I´ve realised i never filled in my mention of journalists and picking oranges in my last post, or much in between, so here we go: For the last 4 weeks in Las Palmas i settled in to a bit of a routine of checking for boats / applying for Caribbean voluntary jobs on the internet at the library, cycling to the marina asking any new boats if they need crew, going to the beach (usually i´d find another fed up boat hitcher to come with me), then back to the marina to hang out in the ´Sailor´s Bar´(that´s a good tip for any wanna be boat hitchers – just sit there and chat to people and you eventually get a lead to follow up), then home for yummy food and watch ´Gran Hermano´ with my adopted Canarian mother, Maruxa. (We don´t understand each other´s language very well, but the rolling of eyes at silly crappy telly is universal!). So, in an exciting break from my routine last week, i went up to the mountains with a Canarian friend, and we taught each other English and Spanish whilst walking in a beautiful lush, green old volcanic crater. There was an old man living in a little stone house at the bottom of the crater and we traded some almonds for oranges which we picked from his three abundant ´naranjos´ (yowee! they were more like lemons, but oh so juicy and tangy mmmm). We then visited her family home and they dug me up some potatoes out of the red muddy earth, and we picked courgettes, spinach and mandarins in the rain surrounded by the pungent (in a nice way) smell of orange blossom, oh i was so happy! (And well fed!) So many people have been so nice to me like this, it is amazing.

Then it turned COLD here, i´ve even had to put a COAT on!!

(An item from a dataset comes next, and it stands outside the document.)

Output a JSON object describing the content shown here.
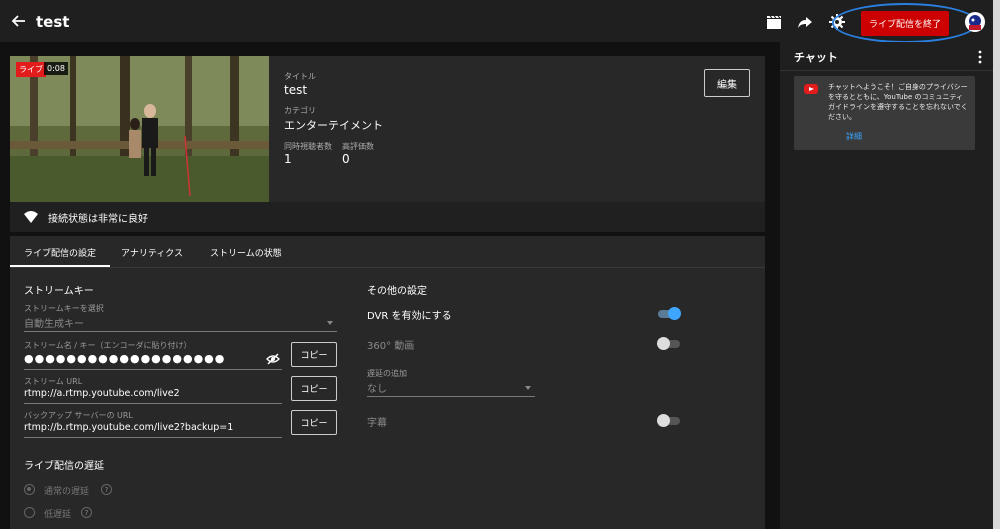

In the few days before the ARC (see last entry for what this is) left, i kept a journalist, Rob Melotti, company around the marina, whilst he researched a story about the ARC for his magazine ´Practical Boat Owner´. That gave me an excuse to hang round the pontoons a bit more listening out for crys of ´oh no, we suddenly NEED another crew member´…… ´especially one who truly appreciates the energy efficiency, wind generator and solar panels of our boat!´. In return i introduced him to a few boats and crew i knew and gave him MY story of taking personal carbon footprint reduction to the extreme, (and maybe to the ridiculous), and the adventure of boat hitching. Apparently Practical Boat Owner is trying to step up it´s coverage of environmental issues (boat related ones), to get with the times. So look out for me in the next monthly issue which lands on your doormat, l might just be in it (unless Rob chooses to cover a more succesful hitcher in the end, one who actually definately makes it to the other side!).